As far as I can tell, we already have all the functionality of PolygonOps.jl implemented in Meshes.jl, and we also deal with polygonal areas that contain holes, which from what I remember, is not covered in PolygonOps.jl. We also have basic simplification algorithms in Meshes.jl like Douglas-Peucker simplication of polygonal chains, which is only planned in PolygonOps.jl as a future addition. What I am trying to say is that not many people will be willing to add features to a package that is super small. On the other hand people may feel motivated to add a different method to a big project. This is what happened in hubs that I worked in the past like LightGraphs.jl, Images.jl, GeoStats.jl, MLJ.jl,... We need a hub to progress quickly. In my experience fragmentation hurts community building.

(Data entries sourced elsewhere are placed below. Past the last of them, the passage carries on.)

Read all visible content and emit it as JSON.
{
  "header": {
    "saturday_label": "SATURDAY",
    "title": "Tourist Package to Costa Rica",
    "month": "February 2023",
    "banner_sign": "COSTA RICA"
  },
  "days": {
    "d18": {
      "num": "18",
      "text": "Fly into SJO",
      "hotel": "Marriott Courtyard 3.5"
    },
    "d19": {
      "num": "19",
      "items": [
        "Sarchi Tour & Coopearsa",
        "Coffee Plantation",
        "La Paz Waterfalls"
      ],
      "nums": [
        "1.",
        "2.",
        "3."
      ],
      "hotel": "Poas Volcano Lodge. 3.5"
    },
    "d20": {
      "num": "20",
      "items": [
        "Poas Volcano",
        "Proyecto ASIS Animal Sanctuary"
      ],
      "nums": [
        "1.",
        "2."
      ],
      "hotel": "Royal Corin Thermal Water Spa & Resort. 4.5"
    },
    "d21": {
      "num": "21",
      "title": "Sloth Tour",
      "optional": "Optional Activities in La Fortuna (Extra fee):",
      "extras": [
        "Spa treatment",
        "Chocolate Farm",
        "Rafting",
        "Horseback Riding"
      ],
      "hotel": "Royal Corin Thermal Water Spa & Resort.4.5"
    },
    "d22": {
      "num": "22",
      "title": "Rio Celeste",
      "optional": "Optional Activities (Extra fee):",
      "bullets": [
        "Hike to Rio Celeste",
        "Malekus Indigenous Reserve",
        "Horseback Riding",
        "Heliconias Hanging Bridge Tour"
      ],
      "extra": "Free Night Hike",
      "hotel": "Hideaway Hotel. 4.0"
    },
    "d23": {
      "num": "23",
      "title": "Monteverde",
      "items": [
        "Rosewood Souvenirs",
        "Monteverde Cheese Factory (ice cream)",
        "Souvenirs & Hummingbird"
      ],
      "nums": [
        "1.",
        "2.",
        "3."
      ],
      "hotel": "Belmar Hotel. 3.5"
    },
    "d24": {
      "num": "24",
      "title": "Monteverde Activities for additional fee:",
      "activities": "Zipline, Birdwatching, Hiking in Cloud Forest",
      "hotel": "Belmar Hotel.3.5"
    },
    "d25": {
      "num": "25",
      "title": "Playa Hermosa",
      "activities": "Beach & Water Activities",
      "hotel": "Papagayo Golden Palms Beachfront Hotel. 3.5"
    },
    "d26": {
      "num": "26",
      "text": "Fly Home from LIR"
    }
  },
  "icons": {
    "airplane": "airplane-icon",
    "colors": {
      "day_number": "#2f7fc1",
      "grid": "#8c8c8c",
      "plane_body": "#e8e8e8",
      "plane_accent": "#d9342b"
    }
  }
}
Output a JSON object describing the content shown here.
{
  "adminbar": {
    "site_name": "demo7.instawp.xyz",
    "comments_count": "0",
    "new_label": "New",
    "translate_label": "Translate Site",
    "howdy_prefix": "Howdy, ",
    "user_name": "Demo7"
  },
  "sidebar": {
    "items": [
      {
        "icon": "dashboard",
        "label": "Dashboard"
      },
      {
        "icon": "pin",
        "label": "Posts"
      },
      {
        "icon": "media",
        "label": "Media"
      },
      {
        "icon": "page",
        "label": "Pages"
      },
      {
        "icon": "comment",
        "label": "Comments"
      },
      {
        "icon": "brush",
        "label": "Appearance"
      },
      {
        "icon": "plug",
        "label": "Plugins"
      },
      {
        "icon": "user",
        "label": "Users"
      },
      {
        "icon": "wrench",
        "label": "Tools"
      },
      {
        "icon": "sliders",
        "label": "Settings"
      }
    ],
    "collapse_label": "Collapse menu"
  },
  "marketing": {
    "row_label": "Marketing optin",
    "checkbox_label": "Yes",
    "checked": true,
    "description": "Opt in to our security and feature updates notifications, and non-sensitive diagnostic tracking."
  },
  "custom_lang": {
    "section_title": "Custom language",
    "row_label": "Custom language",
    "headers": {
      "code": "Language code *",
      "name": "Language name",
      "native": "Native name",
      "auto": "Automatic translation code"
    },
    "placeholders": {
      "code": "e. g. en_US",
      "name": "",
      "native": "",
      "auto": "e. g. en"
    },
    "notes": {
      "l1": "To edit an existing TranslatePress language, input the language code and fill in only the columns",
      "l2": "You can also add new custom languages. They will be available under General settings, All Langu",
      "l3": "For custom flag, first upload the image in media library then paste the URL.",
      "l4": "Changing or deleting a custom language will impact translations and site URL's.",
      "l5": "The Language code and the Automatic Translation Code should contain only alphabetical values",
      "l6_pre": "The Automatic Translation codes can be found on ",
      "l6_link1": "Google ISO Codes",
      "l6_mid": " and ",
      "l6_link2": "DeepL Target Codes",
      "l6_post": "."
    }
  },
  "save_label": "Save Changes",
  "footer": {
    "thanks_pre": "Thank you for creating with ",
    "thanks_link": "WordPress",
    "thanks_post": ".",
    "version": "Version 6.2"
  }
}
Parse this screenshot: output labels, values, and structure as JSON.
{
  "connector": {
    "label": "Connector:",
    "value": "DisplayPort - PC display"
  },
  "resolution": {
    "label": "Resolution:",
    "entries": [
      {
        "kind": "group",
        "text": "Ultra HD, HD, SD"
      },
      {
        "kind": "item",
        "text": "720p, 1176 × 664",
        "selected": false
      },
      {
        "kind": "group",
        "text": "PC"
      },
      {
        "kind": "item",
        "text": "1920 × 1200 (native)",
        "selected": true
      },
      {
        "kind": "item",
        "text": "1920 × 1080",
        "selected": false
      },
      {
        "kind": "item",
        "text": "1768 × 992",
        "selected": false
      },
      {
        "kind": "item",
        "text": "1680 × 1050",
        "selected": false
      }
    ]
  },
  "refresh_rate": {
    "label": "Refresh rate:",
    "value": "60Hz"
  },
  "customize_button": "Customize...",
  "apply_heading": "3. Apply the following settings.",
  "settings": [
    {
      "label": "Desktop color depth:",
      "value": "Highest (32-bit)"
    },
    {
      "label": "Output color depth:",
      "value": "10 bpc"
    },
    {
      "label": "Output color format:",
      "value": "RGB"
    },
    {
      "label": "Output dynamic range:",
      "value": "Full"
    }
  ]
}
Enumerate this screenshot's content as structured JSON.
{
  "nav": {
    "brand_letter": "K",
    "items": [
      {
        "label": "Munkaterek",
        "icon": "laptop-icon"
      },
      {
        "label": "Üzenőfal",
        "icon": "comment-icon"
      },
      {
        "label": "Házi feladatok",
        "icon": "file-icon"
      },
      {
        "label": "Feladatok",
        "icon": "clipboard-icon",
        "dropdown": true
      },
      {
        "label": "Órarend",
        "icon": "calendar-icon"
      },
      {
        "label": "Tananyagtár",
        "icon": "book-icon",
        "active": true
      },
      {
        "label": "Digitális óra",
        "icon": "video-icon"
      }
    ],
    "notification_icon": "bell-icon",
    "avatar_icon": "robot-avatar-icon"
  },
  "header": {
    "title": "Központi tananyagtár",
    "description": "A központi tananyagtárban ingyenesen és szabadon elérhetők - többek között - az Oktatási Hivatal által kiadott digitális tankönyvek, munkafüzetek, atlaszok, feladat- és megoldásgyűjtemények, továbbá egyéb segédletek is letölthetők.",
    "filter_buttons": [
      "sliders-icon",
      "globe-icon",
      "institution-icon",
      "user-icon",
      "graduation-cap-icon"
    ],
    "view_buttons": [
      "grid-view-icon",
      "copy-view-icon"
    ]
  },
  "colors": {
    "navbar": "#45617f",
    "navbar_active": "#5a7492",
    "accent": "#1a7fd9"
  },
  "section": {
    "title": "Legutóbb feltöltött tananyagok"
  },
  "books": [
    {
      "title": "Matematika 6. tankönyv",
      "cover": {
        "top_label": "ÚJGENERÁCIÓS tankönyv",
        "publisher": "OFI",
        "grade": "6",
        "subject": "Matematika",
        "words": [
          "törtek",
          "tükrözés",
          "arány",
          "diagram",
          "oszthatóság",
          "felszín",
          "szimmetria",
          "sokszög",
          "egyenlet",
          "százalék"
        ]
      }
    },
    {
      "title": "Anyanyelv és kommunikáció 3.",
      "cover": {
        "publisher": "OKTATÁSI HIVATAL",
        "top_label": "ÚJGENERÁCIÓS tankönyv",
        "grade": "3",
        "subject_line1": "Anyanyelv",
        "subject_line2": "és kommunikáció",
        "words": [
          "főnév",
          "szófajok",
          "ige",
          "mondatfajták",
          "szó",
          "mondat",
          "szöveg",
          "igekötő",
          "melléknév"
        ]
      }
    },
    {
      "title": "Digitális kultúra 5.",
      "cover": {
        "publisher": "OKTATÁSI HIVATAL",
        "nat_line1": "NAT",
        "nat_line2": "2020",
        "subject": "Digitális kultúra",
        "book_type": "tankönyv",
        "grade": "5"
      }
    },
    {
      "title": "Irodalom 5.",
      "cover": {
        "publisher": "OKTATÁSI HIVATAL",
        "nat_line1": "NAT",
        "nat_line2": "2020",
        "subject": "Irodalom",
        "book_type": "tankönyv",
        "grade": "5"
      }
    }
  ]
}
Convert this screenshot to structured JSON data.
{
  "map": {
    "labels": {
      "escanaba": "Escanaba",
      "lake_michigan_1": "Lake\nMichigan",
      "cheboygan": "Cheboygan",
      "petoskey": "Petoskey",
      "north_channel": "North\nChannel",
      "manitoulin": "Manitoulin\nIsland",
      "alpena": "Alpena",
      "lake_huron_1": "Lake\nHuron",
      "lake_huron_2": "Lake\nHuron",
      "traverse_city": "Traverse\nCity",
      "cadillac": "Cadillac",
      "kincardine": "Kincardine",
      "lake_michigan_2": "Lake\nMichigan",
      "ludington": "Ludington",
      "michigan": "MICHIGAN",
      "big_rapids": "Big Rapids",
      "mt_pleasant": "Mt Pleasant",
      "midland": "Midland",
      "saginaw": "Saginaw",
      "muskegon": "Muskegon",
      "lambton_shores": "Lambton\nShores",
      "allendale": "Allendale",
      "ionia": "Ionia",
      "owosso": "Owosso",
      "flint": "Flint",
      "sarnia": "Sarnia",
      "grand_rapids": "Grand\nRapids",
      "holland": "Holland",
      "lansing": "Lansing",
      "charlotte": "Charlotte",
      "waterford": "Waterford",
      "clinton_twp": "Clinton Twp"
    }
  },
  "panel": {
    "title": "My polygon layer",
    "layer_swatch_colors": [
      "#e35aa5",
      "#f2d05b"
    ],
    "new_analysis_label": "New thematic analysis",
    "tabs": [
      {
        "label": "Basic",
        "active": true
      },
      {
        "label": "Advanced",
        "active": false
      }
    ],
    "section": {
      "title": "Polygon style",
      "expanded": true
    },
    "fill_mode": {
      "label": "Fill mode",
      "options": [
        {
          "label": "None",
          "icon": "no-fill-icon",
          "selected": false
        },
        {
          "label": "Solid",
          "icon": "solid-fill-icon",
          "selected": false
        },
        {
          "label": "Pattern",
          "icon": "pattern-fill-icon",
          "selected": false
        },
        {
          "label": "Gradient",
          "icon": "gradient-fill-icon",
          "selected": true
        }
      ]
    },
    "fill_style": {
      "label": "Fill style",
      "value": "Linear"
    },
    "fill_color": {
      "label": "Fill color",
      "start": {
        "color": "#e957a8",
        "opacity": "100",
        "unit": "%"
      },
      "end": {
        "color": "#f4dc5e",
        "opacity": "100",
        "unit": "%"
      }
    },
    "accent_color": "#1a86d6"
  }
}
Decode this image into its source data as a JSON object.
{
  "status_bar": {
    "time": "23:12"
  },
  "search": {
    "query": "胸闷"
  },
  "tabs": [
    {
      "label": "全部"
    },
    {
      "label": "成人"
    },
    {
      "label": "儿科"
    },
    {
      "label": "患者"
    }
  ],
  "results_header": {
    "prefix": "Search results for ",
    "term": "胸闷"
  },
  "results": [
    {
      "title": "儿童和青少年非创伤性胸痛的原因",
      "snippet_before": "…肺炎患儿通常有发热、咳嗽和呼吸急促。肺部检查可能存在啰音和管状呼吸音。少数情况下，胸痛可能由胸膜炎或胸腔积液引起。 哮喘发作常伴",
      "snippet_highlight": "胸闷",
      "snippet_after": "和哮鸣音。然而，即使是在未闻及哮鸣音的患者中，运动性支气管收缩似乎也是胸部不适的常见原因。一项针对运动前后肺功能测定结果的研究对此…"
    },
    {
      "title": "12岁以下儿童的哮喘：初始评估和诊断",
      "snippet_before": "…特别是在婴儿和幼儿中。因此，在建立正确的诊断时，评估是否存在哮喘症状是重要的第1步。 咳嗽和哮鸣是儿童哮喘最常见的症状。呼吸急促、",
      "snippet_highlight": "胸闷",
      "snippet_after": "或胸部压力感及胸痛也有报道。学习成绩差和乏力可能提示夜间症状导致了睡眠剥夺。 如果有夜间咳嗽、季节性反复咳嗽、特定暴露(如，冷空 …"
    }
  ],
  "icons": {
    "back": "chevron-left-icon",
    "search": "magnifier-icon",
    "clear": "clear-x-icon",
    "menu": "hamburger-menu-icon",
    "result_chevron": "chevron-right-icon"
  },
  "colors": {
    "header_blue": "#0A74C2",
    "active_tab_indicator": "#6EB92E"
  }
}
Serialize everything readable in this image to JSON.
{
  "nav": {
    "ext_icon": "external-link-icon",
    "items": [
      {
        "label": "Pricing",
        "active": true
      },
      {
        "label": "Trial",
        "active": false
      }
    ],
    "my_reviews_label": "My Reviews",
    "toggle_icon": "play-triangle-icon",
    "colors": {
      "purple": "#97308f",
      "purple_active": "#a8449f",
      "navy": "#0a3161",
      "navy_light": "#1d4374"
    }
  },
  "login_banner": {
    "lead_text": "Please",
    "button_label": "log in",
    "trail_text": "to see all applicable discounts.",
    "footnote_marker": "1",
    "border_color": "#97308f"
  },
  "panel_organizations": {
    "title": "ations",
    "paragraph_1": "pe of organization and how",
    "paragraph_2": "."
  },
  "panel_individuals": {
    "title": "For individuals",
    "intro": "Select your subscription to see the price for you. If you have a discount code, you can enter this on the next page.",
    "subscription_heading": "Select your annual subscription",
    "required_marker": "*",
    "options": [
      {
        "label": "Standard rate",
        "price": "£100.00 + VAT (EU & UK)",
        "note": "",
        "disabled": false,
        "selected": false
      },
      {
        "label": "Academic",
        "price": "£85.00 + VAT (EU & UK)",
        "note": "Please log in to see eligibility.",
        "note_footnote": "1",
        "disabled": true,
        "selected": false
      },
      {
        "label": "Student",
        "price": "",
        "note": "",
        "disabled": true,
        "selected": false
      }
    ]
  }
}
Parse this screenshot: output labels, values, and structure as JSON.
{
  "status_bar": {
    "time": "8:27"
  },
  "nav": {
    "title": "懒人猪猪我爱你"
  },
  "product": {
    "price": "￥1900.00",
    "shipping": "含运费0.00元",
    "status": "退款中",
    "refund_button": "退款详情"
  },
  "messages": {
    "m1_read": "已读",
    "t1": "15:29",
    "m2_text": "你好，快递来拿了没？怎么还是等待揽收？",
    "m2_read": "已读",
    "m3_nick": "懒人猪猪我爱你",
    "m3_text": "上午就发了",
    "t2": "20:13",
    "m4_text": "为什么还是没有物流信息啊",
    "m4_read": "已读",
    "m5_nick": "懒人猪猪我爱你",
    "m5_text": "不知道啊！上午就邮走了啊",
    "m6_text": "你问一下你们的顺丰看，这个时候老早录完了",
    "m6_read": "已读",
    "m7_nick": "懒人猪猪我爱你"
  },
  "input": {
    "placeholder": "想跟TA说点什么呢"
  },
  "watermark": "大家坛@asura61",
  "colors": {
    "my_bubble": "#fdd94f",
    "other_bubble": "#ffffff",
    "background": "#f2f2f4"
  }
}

The only reason I see for adding a dependency is if it is something really hard to implement. For example, we have plans to integrate geometric algebra at some point and that will certainly deserve a separate library with compiler optimizations. Other than that, I don't see advantage in fragmenting the functionality in many small packages. If we can work on this hub, we can figure out later some possible sub-packages that are emerging. Premature fragmentation is an issue that is affecting a few Julia organizations like JuliaGeometry and JuliaML. I addressed some of these issues in JuliaML in the past, but my research is heavy nowadays in geometric processing, hence the Meshes.jl effort. Hope more people will join.